= Sena Moon =

South Korean writer and translator

Sena Moon is a South Korean writer and translator. Her work has appeared in numerous publications, including Kenyon Review and Boulevard, and has won several prizes. A graduate of the University of Michigan Helen Zell Writers' Program, she is a 2024–26 Stegner Fellow at Stanford University and considered an emerging fiction writer by PEN America.

== Career ==
Moon is a graduate of the Helen Zell Writers' Program at the University of Michigan and a Stegner Fellow in fiction at Stanford University in the 2024–26 cohort. Her fiction has appeared in Kenyon Review, Guernica, and others. Her nonfiction has appeared in The Fiddlehead.

Moon has won several contests for her writing. In 2018, she won third place Glimmer Trains Short-Story Award for New Writer.
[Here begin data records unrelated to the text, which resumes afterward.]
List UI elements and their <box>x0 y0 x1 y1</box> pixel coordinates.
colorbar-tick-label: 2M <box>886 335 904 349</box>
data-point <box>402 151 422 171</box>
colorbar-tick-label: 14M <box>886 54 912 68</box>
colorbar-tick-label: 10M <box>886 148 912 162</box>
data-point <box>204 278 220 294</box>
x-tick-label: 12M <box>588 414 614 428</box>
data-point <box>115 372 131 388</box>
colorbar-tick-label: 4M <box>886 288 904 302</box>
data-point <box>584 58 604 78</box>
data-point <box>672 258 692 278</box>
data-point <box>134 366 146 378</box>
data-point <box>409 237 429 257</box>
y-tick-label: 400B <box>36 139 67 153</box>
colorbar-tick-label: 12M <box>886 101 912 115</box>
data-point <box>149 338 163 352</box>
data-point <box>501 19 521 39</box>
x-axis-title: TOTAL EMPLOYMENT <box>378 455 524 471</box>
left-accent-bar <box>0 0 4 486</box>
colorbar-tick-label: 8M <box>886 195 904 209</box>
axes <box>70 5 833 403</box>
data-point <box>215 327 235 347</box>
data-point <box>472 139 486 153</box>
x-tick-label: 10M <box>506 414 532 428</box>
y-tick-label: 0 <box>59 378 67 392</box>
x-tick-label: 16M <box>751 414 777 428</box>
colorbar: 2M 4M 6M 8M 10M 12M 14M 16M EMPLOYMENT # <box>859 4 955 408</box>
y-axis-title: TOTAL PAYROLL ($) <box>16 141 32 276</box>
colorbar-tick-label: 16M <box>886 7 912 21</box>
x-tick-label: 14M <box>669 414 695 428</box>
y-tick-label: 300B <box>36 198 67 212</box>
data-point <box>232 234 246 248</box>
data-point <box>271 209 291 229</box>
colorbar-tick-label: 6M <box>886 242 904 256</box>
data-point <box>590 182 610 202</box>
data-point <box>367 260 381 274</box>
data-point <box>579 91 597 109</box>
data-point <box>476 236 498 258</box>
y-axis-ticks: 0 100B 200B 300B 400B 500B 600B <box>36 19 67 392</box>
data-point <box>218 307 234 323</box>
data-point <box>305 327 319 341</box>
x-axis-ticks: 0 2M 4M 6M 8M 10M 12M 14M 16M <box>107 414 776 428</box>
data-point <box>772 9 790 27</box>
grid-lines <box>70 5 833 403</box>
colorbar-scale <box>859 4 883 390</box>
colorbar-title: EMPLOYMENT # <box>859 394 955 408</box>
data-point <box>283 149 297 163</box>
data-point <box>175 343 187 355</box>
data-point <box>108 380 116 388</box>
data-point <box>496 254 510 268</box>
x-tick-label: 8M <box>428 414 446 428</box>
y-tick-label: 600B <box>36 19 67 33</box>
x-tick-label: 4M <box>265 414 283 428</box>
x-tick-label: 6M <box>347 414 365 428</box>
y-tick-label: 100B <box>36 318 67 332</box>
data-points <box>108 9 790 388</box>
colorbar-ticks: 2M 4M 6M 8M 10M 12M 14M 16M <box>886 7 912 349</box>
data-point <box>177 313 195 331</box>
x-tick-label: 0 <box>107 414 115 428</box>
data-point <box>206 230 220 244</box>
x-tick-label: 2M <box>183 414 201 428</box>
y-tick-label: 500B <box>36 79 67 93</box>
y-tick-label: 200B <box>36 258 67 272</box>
In 2019, Moon's short story "Homing Spoons" won Boulevard's Short Fiction Contest. In 2020, Moon won the PEN/Robert J. Dau Short Story Prize for Emerging Writers for her short story, "Dog Dreams", which appeared first in Quarterly West. It was subsequently published by Catapult in the anthology, Best Debut Short Stories 2020: The PEN America Dau Prize; in the anthology's introduction, editor Yuka Igarashi called it "beguiling". As a recipient of the prize, Sena Moon has continued to receive support from PEN America as an emerging fiction writer. In 2021, an excerpt of Moon's novel-in-progress, Familiar Strangers, won second place in the CRAFT Magazine First Chapters Contest. In 2023, her short story "Slow and Then Fast" won the Carve Magazine Prose & Poetry Contest.